Background: Congenital glaucoma is a potentially blinding disease that requires surgical therapy. This paper describes the outcome of trabeculotomy in primary congenital glaucoma.
Methods: Thirty-nine eyes of 22 children with congenital glaucoma who underwent trabeculotomy with or without a simultaneous trabeculectomy between 1992 and 1997 were retrospectively analyzed.

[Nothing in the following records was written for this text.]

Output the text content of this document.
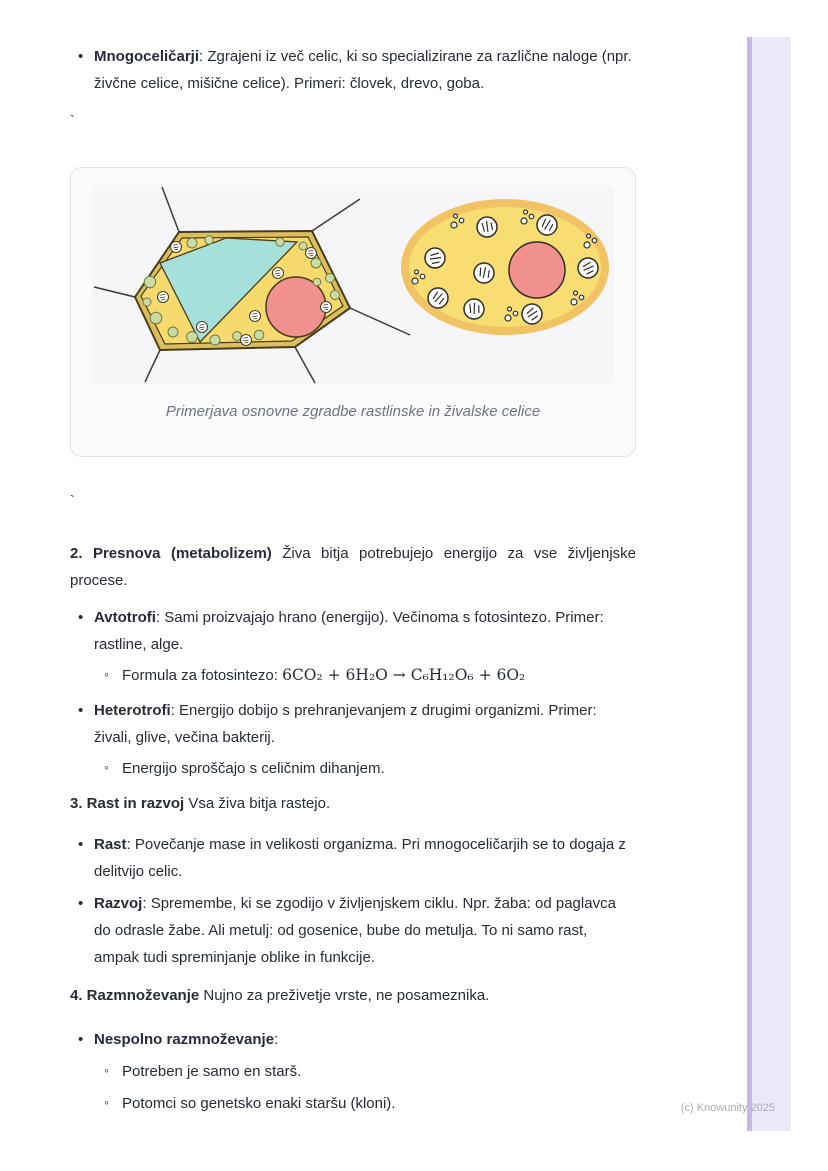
• Mnogoceličarji: Zgrajeni iz več celic, ki so specializirane za različne naloge (npr. živčne celice, mišične celice). Primeri: človek, drevo, goba.

`

Primerjava osnovne zgradbe rastlinske in živalske celice

`

2. Presnova (metabolizem) Živa bitja potrebujejo energijo za vse življenjske procese.

• Avtotrofi: Sami proizvajajo hrano (energijo). Večinoma s fotosintezo. Primer: rastline, alge.
◦ Formula za fotosintezo: 6CO₂ + 6H₂O → C₆H₁₂O₆ + 6O₂
• Heterotrofi: Energijo dobijo s prehranjevanjem z drugimi organizmi. Primer: živali, glive, večina bakterij.
◦ Energijo sproščajo s celičnim dihanjem.

3. Rast in razvoj Vsa živa bitja rastejo.

• Rast: Povečanje mase in velikosti organizma. Pri mnogoceličarjih se to dogaja z delitvijo celic.
• Razvoj: Spremembe, ki se zgodijo v življenjskem ciklu. Npr. žaba: od paglavca do odrasle žabe. Ali metulj: od gosenice, bube do metulja. To ni samo rast, ampak tudi spreminjanje oblike in funkcije.

4. Razmnoževanje Nujno za preživetje vrste, ne posameznika.

• Nespolno razmnoževanje:
◦ Potreben je samo en starš.
◦ Potomci so genetsko enaki staršu (kloni).	(c) Knowunity 2025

Results: Mean follow-up was 24.7+/-17.9 months. A mean of 1.3 operations per eye were performed. The mean IOP at the end of follow-up (n=39) was 17.7+/-6.0 mmHg; in 8 eyes (20.5%) the IOP was >21 mmHg, in 31 eyes (79.5%) it was < or =21 mmHg. The mean difference between pretreatment IOP and IOP at the end of follow-up (n=39) was -10.5+/-9.4 mmHg (-37.2%). Success rates were calculated: IOP was < or =21 mmHg in 36/39 eyes (92.3%) after 1/2 year of follow-up, in 25/27 eyes (92.6%) after 1 year, in 15/18 eyes (83.3%) after 2 years, in 8/12 (66.7%) eyes after 3 years, in 4/8 eyes (50%) after 4 years and in 4/4 (100%) eyes after 5 years of follow-up. Complications included hypotony (three eyes), subchoroidal bleeding (one eye ), detachment of Descemet's membrane (one eye) and macular pucker (one eye in which later mitomycin C was used). Visual acuity (VA) was tested with various methods in 35 eyes. VA was within the normal nomogram range in 12 eyes and below the normal range in 23 eyes at the end of follow-up. Axial length measurements showed normalization according to the age nomogram in 22 of 35 eyes.
Conclusion: This study shows that trabeculotomy is an effective surgical procedure in congenital glaucoma with satisfactory success rates up to 5 years of follow-up.